Aburridos por los rayados en su sede, el Colegio de Arquitectos juntó recursos para protegerla con pintura antigrafiti e inició una campaña para difundir el valor histórico de esta gran obra de Luciano Kulczewski. El resultado fue nulo. Las rayas han vuelto a aparecer luego de cualquier marcha o mitin urbano, y su fachada está cada vez dañada.
En el barrio de Lastarria ocurre lo mismo, y también en los tajamares del río Mapocho que se han transformado en un museo del deterioro, donde artistas autoconvocados nos obligan a mirar sus marcas sin curatoría, talento ni participación ciudadana.
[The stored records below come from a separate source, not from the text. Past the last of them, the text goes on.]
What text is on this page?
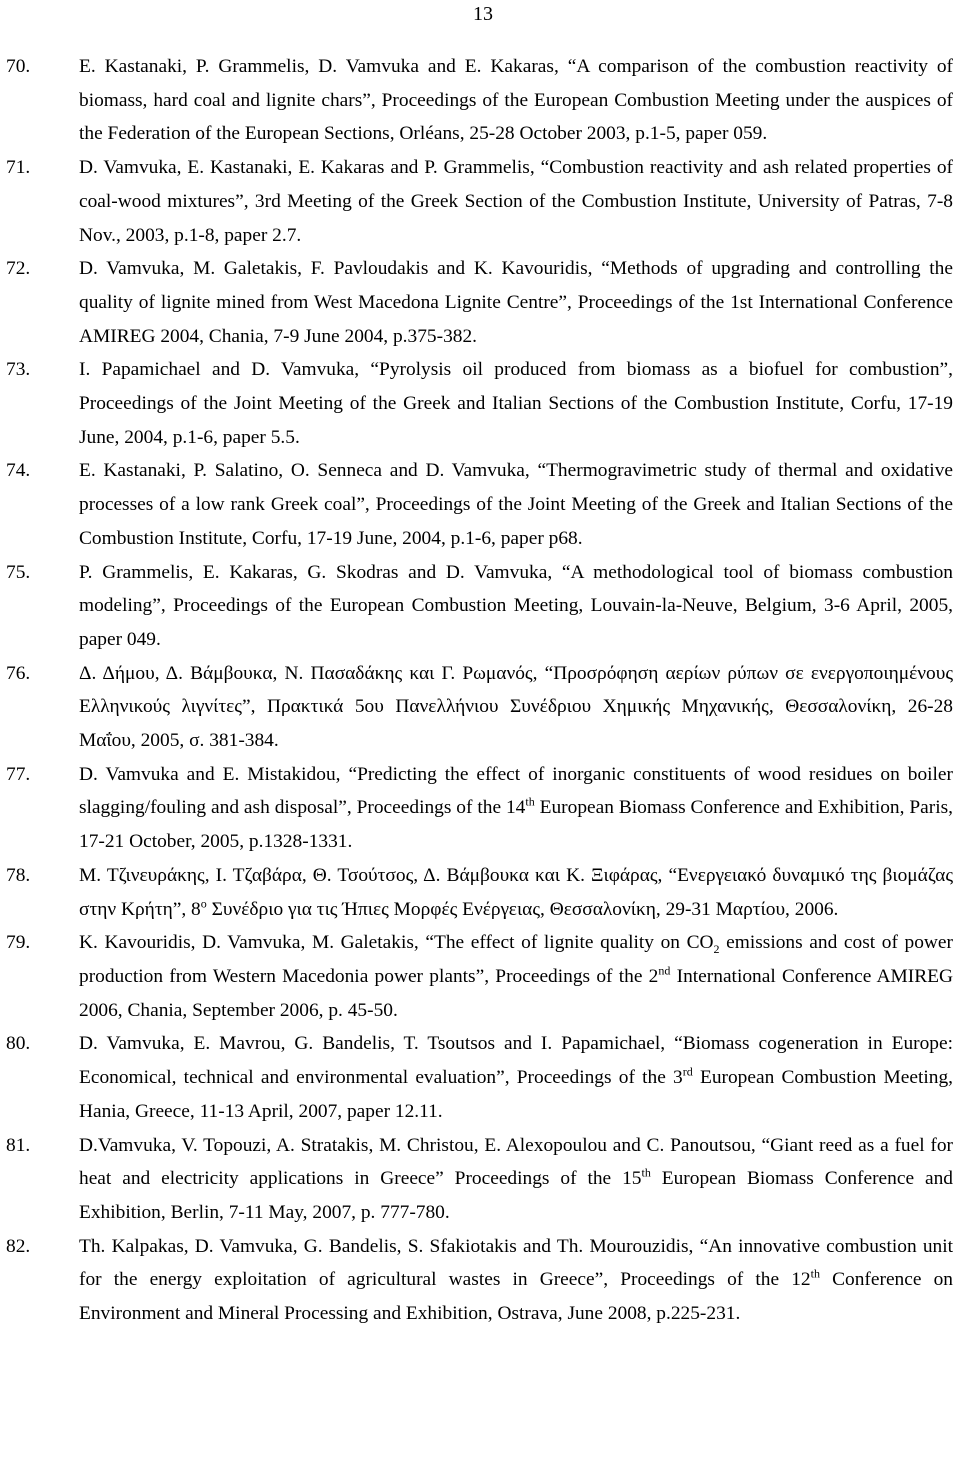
13
70.	E. Kastanaki, P. Grammelis, D. Vamvuka and E. Kakaras, “A comparison of the combustion reactivity of biomass, hard coal and lignite chars”, Proceedings of the European Combustion Meeting under the auspices of the Federation of the European Sections, Orléans, 25-28 October 2003, p.1-5, paper 059.
71.	D. Vamvuka, E. Kastanaki, E. Kakaras and P. Grammelis, “Combustion reactivity and ash related properties of coal-wood mixtures”, 3rd Meeting of the Greek Section of the Combustion Institute, University of Patras, 7-8 Nov., 2003, p.1-8, paper 2.7.
72.	D. Vamvuka, M. Galetakis, F. Pavloudakis and K. Kavouridis, “Methods of upgrading and controlling the quality of lignite mined from West Macedona Lignite Centre”, Proceedings of the 1st International Conference AMIREG 2004, Chania, 7-9 June 2004, p.375-382.
73.	I. Papamichael and D. Vamvuka, “Pyrolysis oil produced from biomass as a biofuel for combustion”, Proceedings of the Joint Meeting of the Greek and Italian Sections of the Combustion Institute, Corfu, 17-19 June, 2004, p.1-6, paper 5.5.
74.	E. Kastanaki, P. Salatino, O. Senneca and D. Vamvuka, “Thermogravimetric study of thermal and oxidative processes of a low rank Greek coal”, Proceedings of the Joint Meeting of the Greek and Italian Sections of the Combustion Institute, Corfu, 17-19 June, 2004, p.1-6, paper p68.
75.	P. Grammelis, E. Kakaras, G. Skodras and D. Vamvuka, “A methodological tool of biomass combustion modeling”, Proceedings of the European Combustion Meeting, Louvain-la-Neuve, Belgium, 3-6 April, 2005, paper 049.
76.	Δ. Δήμου, Δ. Βάμβουκα, Ν. Πασαδάκης και Γ. Ρωμανός, “Προσρόφηση αερίων ρύπων σε ενεργοποιημένους Ελληνικούς λιγνίτες”, Πρακτικά 5ου Πανελλήνιου Συνέδριου Χημικής Μηχανικής, Θεσσαλονίκη, 26-28 Μαΐου, 2005, σ. 381-384.
77.	D. Vamvuka and E. Mistakidou, “Predicting the effect of inorganic constituents of wood residues on boiler slagging/fouling and ash disposal”, Proceedings of the 14th European Biomass Conference and Exhibition, Paris, 17-21 October, 2005, p.1328-1331.
78.	Μ. Τζινευράκης, Ι. Τζαβάρα, Θ. Τσούτσος, Δ. Βάμβουκα και Κ. Ξιφάρας, “Ενεργειακό δυναμικό της βιομάζας στην Κρήτη”, $8^o$ Συνέδριο για τις Ήπιες Μορφές Ενέργειας, Θεσσαλονίκη, 29-31 Μαρτίου, 2006.
79.	K. Kavouridis, D. Vamvuka, M. Galetakis, “The effect of lignite quality on $CO_2$ emissions and cost of power production from Western Macedonia power plants”, Proceedings of the 2nd International Conference AMIREG 2006, Chania, September 2006, p. 45-50.
80.	D. Vamvuka, E. Mavrou, G. Bandelis, T. Tsoutsos and I. Papamichael, “Biomass cogeneration in Europe: Economical, technical and environmental evaluation”, Proceedings of the 3rd European Combustion Meeting, Hania, Greece, 11-13 April, 2007, paper 12.11.
81.	D.Vamvuka, V. Topouzi, A. Stratakis, M. Christou, E. Alexopoulou and C. Panoutsou, “Giant reed as a fuel for heat and electricity applications in Greece” Proceedings of the 15th European Biomass Conference and Exhibition, Berlin, 7-11 May, 2007, p. 777-780.
82.	Th. Kalpakas, D. Vamvuka, G. Bandelis, S. Sfakiotakis and Th. Mourouzidis, “An innovative combustion unit for the energy exploitation of agricultural wastes in Greece”, Proceedings of the 12th Conference on Environment and Mineral Processing and Exhibition, Ostrava, June 2008, p.225-231.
La verdad es que el vandalismo se ha extendido como plaga en muchas ciudades del país y los esfuerzos de los municipios parecen tan infructuosos como la gestión del Colegio de Arquitectos. La razón es que el costo de vandalizar es muy bajo. La mayoría de los infractores operan de noche o amparados en la multitud y si llegan a ser pillados se sacan selfies con las multas, ya que saben que no las pagarán.
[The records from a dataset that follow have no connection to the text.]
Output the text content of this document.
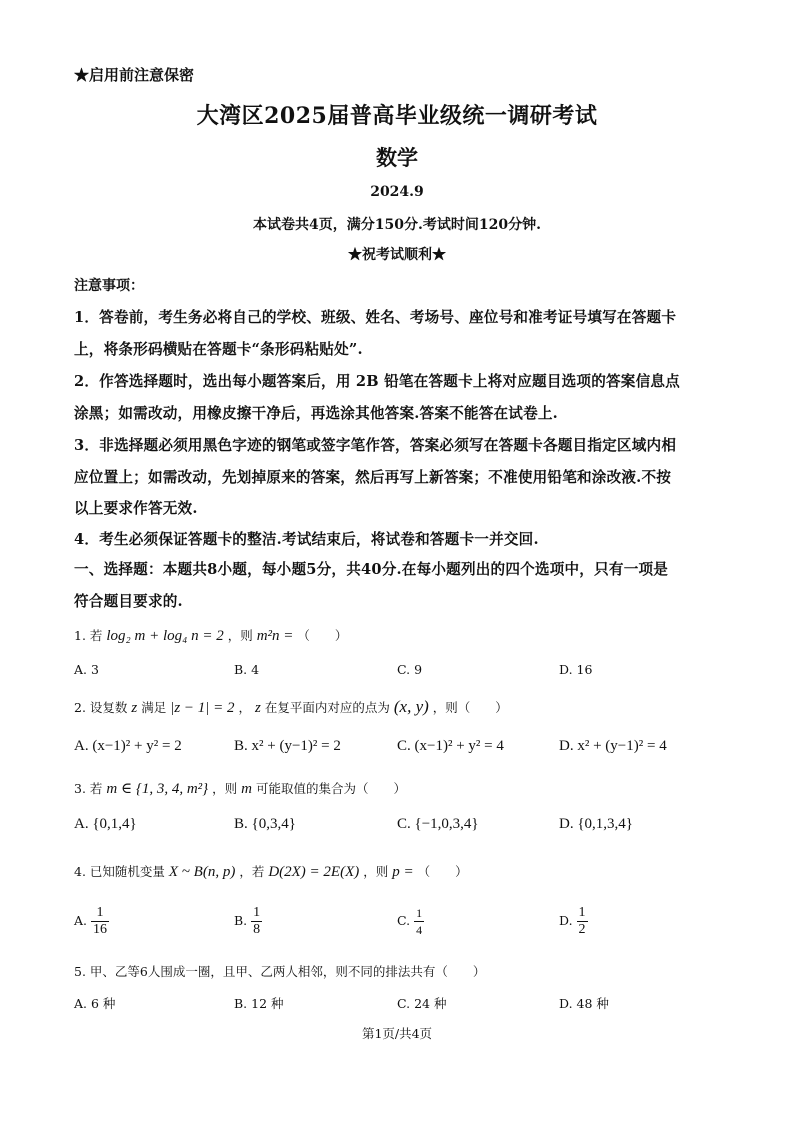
★启用前注意保密
大湾区2025届普高毕业级统一调研考试
数学
2024.9
本试卷共4页，满分150分.考试时间120分钟.
★祝考试顺利★
注意事项：
1．答卷前，考生务必将自己的学校、班级、姓名、考场号、座位号和准考证号填写在答题卡
上，将条形码横贴在答题卡“条形码粘贴处”.
2．作答选择题时，选出每小题答案后，用 2B 铅笔在答题卡上将对应题目选项的答案信息点
涂黑；如需改动，用橡皮擦干净后，再选涂其他答案.答案不能答在试卷上.
3．非选择题必须用黑色字迹的钢笔或签字笔作答，答案必须写在答题卡各题目指定区域内相
应位置上；如需改动，先划掉原来的答案，然后再写上新答案；不准使用铅笔和涂改液.不按
以上要求作答无效.
4．考生必须保证答题卡的整洁.考试结束后，将试卷和答题卡一并交回.
一、选择题：本题共8小题，每小题5分，共40分.在每小题列出的四个选项中，只有一项是
符合题目要求的.
1. 若 log₂ m + log₄ n = 2 ，则 m²n = （　　）
A. 3	B. 4	C. 9	D. 16
2. 设复数 z 满足 |z − 1| = 2 ， z 在复平面内对应的点为 (x, y) ，则（　　）
A. (x−1)² + y² = 2	B. x² + (y−1)² = 2	C. (x−1)² + y² = 4	D. x² + (y−1)² = 4
3. 若 m ∈ {1, 3, 4, m²} ，则 m 可能取值的集合为（　　）
A. {0,1,4}	B. {0,3,4}	C. {−1,0,3,4}	D. {0,1,3,4}
4. 已知随机变量 X ~ B(n, p) ，若 D(2X) = 2E(X) ，则 p = （　　）
A. $\frac{1}{16}$	B. $\frac{1}{8}$	C. $\frac{1}{4}$	D. $\frac{1}{2}$
5. 甲、乙等6人围成一圈，且甲、乙两人相邻，则不同的排法共有（　　）
A. 6 种	B. 12 种	C. 24 种	D. 48 种
第1页/共4页
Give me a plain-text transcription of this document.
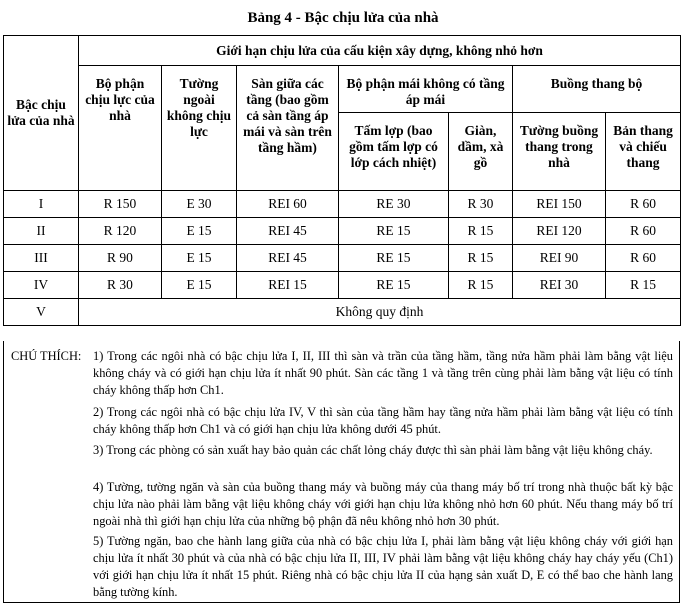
Bảng 4 - Bậc chịu lửa của nhà
Bậc chịu lửa của nhà	Giới hạn chịu lửa của cấu kiện xây dựng, không nhỏ hơn						
	Bộ phận chịu lực của nhà	Tường ngoài không chịu lực	Sàn giữa các tầng (bao gồm cả sàn tầng áp mái và sàn trên tầng hầm)	Bộ phận mái không có tầng áp mái		Buồng thang bộ	
				Tấm lợp (bao gồm tấm lợp có lớp cách nhiệt)	Giàn, dầm, xà gồ	Tường buồng thang trong nhà	Bản thang và chiếu thang
I	R 150	E 30	REI 60	RE 30	R 30	REI 150	R 60
II	R 120	E 15	REI 45	RE 15	R 15	REI 120	R 60
III	R 90	E 15	REI 45	RE 15	R 15	REI 90	R 60
IV	R 30	E 15	REI 15	RE 15	R 15	REI 30	R 15
V	Không quy định						
CHÚ THÍCH: 1) Trong các ngôi nhà có bậc chịu lửa I, II, III thì sàn và trần của tầng hầm, tầng nửa hầm phải làm bằng vật liệu không cháy và có giới hạn chịu lửa ít nhất 90 phút. Sàn các tầng 1 và tầng trên cùng phải làm bằng vật liệu có tính cháy không thấp hơn Ch1.
2) Trong các ngôi nhà có bậc chịu lửa IV, V thì sàn của tầng hầm hay tầng nửa hầm phải làm bằng vật liệu có tính cháy không thấp hơn Ch1 và có giới hạn chịu lửa không dưới 45 phút.
3) Trong các phòng có sản xuất hay bảo quản các chất lỏng cháy được thì sàn phải làm bằng vật liệu không cháy.
4) Tường, tường ngăn và sàn của buồng thang máy và buồng máy của thang máy bố trí trong nhà thuộc bất kỳ bậc chịu lửa nào phải làm bằng vật liệu không cháy với giới hạn chịu lửa không nhỏ hơn 60 phút. Nếu thang máy bố trí ngoài nhà thì giới hạn chịu lửa của những bộ phận đã nêu không nhỏ hơn 30 phút.
5) Tường ngăn, bao che hành lang giữa của nhà có bậc chịu lửa I, phải làm bằng vật liệu không cháy với giới hạn chịu lửa ít nhất 30 phút và của nhà có bậc chịu lửa II, III, IV phải làm bằng vật liệu không cháy hay cháy yếu (Ch1) với giới hạn chịu lửa ít nhất 15 phút. Riêng nhà có bậc chịu lửa II của hạng sản xuất D, E có thể bao che hành lang bằng tường kính.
Algo parecido ocurría en Nueva York en los 70, hasta que el municipio decidió tomarse en serio el problema. Prohibió la venta de sprays a menores de 18 años, coordinó a todos sus departamentos para fiscalizar, elevó las penas y creó sistemas efectivos para cobrarlas. En paralelo inició un trabajo cultural en escuelas para enseñar la importancia del espacio público y organizó festivales donde los grafiteros podían pintar murales.
El éxito fue rotundo, y la clave fue combinar una política de «garrote y zanahoria», donde se traspasa el costo del vandalismo al infractor, y se premia el talento y la voluntad de los artistas para operar en un marco mínimo de respeto por la ciudadanía.
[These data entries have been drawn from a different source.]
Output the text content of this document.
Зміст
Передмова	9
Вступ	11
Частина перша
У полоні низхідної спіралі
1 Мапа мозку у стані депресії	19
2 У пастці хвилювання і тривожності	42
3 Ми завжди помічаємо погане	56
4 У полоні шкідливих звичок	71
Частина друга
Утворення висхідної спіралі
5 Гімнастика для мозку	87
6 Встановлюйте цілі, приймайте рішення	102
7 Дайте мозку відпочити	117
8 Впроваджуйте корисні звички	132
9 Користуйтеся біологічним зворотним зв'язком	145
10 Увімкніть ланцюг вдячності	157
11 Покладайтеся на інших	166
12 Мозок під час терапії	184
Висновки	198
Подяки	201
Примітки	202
En Chile debemos replicar esta fórmula. Como garrote, debemos descontar el monto de los daños de los beneficios que reciben los infractores de Estado en impuestos, transporte público o educación, o de sus padres cuando son menores de edad. Y como zanahoria hay que masificar el exitoso modelo de las Plazas de Bolsillo, llenando la ciudad de colores, mediante concursos donde participen todos los grafiteros, con los vecinos como jurados.
Para el garrote se requiere una nueva ley en cuya tramitación no caben dobles discursos. O se está a favor de la regulación del Estado y el respeto por la participación ciudadana, o de un neoliberalismo que premia un individualismo exacerbado, donde se permite destruir bienes que nos pertenecen a todos. Esperemos que prime lo primero, como ha ocurrido en París, Nueva York, Cuzco y casi todas las ciudades que admiramos por la protección de su patrimonio urbano.